By John Pimentel
Menlo Park’s Measure V is unfortunate and unnecessary. Unfortunate because the public debate on Measure V frames a false choice between fear of rampant overdevelopment versus NIMBYism and zero growth. Unnecessary because, by law and custom, Menlo Park’s zoning and land use decisions are made through a transparent, reliable planning process, and have been so for decades.
Statewide mandates to increase housing supply have left some single-family detached homeowners fearful that high density development will steamroll their way of life. When the Ravenswood School District proposed teacher housing on the abandoned Flood School site, neighbors raised legitimate concerns about traffic. Normally, these concerns would have been addressed through the well-trod land development process.
Typically, a project owner formally proposes to the City Planning Department a well-defined project and any necessary zoning changes. City staff comments on the project, and the owner often makes modifications or accepts conditions incorporating the planners’ recommendations. Then, the City Planning Commission and the City Council hold open meetings where project impacts are defined and discussed, more mitigations are proposed, and more compromises are made.
The proposal is eventually rejected or approved in public meetings. If someone doesn’t like the result, then litigation ensues, and Courts usually identify and enforce additional modifications and compromises. Or, people vote to change the City Council. The process is far from perfect, but generally it works. The Flood School Site project may have some rough edges, but Measure V is a massive overreaction like using a chainsaw to trim a budding flower.
Our school district proposed this unique project to provide affordable staff housing that would attract and retain the great teachers who raise and nurture our children in our public schools. Barely past the ideation stage, the school district still hasn’t even submitted a proposal to the Menlo Park Planning Department. Sadly, some neighbors lack confidence that our City government and our school district will address their concerns through the normal process. So, the neighbors organized and activated to bring public attention to their concerns.
Unfortunately, the result is Measure V which proposes that any change of single-family residential zoning be approved by a citywide vote. While I deeply respect Measure V’s supporters’ goal to have their voice heard in City land use decisions, here’s why I voted against Measure V:
(1) Civic planning through the ballot box is a bad idea. The current planning process has flaws, but it usually results in reasonable outcomes. Subjecting every residential zoning change to a citywide public vote will discourage any developer from proposing anything that triggers a citywide vote. Menlo Park’s urban planners and City Council may not be perfect, but this ain’t Houston. We’ll get more housing, but there is no risk that big box retail stores or skyscraping apartment towers are going up in Menlo Park’s residential neighborhoods.

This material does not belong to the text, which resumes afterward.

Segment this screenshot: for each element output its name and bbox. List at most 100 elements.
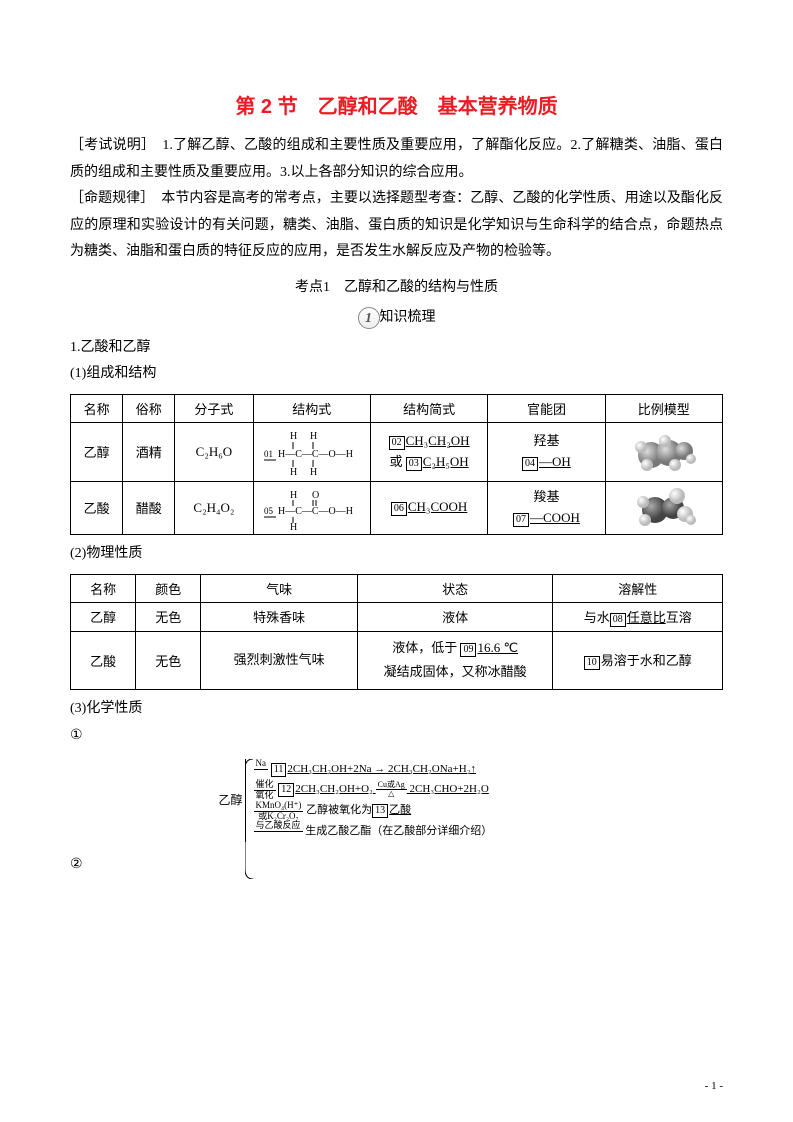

(2) Measure V is unfortunate and unnecessary because the project hasn’t yet been proposed to the City. Neighbors’ legitimate concerns are best managed and addressed through a robust planning process that will include conditions, mitigations, and modifications to any initial proposal, not through a citywide ballot initiative.

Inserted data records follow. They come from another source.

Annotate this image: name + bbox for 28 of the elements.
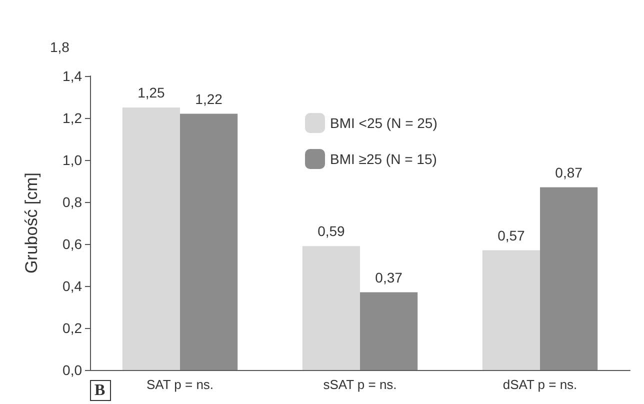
data-label: 1,22 xyxy=(195,90,223,107)
bar xyxy=(302,246,360,370)
data-label: 0,59 xyxy=(318,223,346,240)
data-label: 0,57 xyxy=(498,227,526,244)
x-tick-label: sSAT p = ns. xyxy=(323,377,397,392)
legend-label: BMI <25 (N = 25) xyxy=(330,115,438,131)
bar xyxy=(360,292,418,370)
y-tick-label: 1,4 xyxy=(62,68,82,84)
y-tick-label: 0,4 xyxy=(62,278,82,294)
y-tick-label: 0,2 xyxy=(62,320,82,336)
data-label: 0,87 xyxy=(555,164,583,180)
text: 1,8 xyxy=(50,39,70,55)
text: B xyxy=(94,382,106,399)
data-label: 1,25 xyxy=(138,84,166,100)
y-tick-label: 1,0 xyxy=(62,152,82,168)
x-tick-label: dSAT p = ns. xyxy=(502,377,578,392)
y-tick-label: 0,6 xyxy=(62,236,82,252)
y-tick-label: 1,2 xyxy=(62,110,82,126)
y-tick-label: 0,8 xyxy=(62,194,82,210)
bar xyxy=(482,250,540,370)
bar xyxy=(122,108,180,370)
x-tick-label: SAT p = ns. xyxy=(146,377,214,392)
y-axis-title: Grubość [cm] xyxy=(22,172,41,274)
y-tick-label: 0,0 xyxy=(62,362,82,378)
bar xyxy=(180,114,238,370)
data-label: 0,37 xyxy=(375,269,403,286)
legend-label: BMI ≥25 (N = 15) xyxy=(330,151,437,167)
bar xyxy=(540,187,598,370)
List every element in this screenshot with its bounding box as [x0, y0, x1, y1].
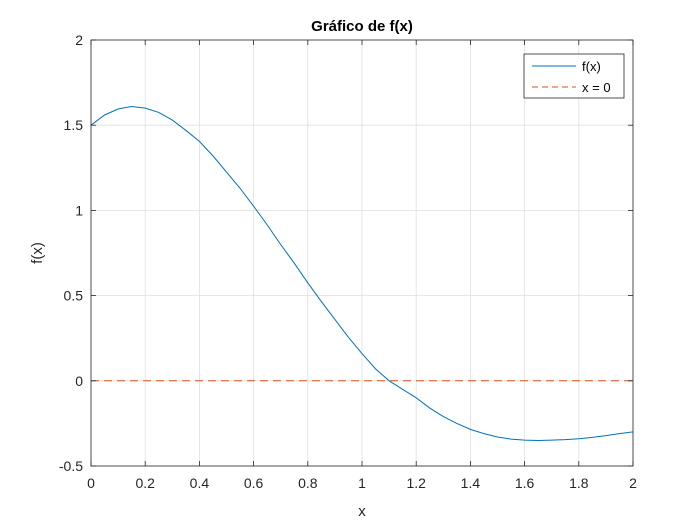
x-tick-label: 1	[358, 475, 366, 491]
y-tick-label: -0.5	[59, 458, 83, 474]
y-tick-label: 1.5	[64, 117, 84, 133]
y-tick-label: 1	[75, 202, 83, 218]
x-tick-label: 0.2	[135, 475, 155, 491]
x-tick-label: 1.6	[515, 475, 535, 491]
x-tick-label: 0.6	[244, 475, 264, 491]
legend-label-fx: f(x)	[582, 59, 601, 74]
series-line-fx	[90, 105, 634, 441]
y-tick-label: 0.5	[64, 288, 84, 304]
chart-title: Gráfico de f(x)	[311, 18, 413, 35]
x-axis-title: x	[358, 503, 366, 520]
legend: f(x) x = 0	[523, 53, 625, 99]
x-tick-label: 0.4	[190, 475, 210, 491]
ticks: 0 0.2 0.4 0.6 0.8 1 1.2 1.4 1.6 1.8 2-0.500.511.52	[59, 32, 637, 491]
x-tick-label: 0.8	[298, 475, 318, 491]
x-tick-label: 1.2	[406, 475, 426, 491]
x-tick-label: 2	[629, 475, 637, 491]
y-tick-label: 2	[75, 32, 83, 48]
x-tick-label: 1.8	[569, 475, 589, 491]
x-tick-label: 0	[87, 475, 95, 491]
y-axis-title: f(x)	[29, 242, 46, 264]
x-tick-label: 1.4	[461, 475, 481, 491]
y-tick-label: 0	[75, 373, 83, 389]
series-layer	[90, 105, 634, 441]
legend-box	[523, 53, 625, 99]
legend-label-x-zero: x = 0	[582, 80, 611, 95]
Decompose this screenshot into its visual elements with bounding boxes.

(3) The State’s current enthusiasm to push local governments to approve more housing is not ephemeral. If Menlo Park ignores state goals, then we should prepare to suffer laws from the Legislature, mandates from state bureaucrats, and lawsuits from housing advocates that reduce local control.
(4) Affordable teacher and staff housing is a massive unmet need. Enabling teachers to live where they work yields significant social, economic, and environmental benefits for generations. In fact, the Flood School Site project could also be made available to teachers in Menlo Park City Schools and other essential workers like police and firefighters who suffer long commutes to serve our community. Such a condition could be required in the normal planning process.
Measure V will force Menlo Park voters to regularly vote on complex, technical land use matters, or bring an end to any material new development in the city. Please only vote for Measure V if you believe it is a great idea to present a divisive zoning conflict that pits citizens against each other every two years.
John Pimentel is a Menlo Park Housing Commissioner, a Ravenswood Education Foundation Director, and a San Mateo County Community College District Trustee. The opinions expressed here are his alone and not made on behalf of any organization he serves.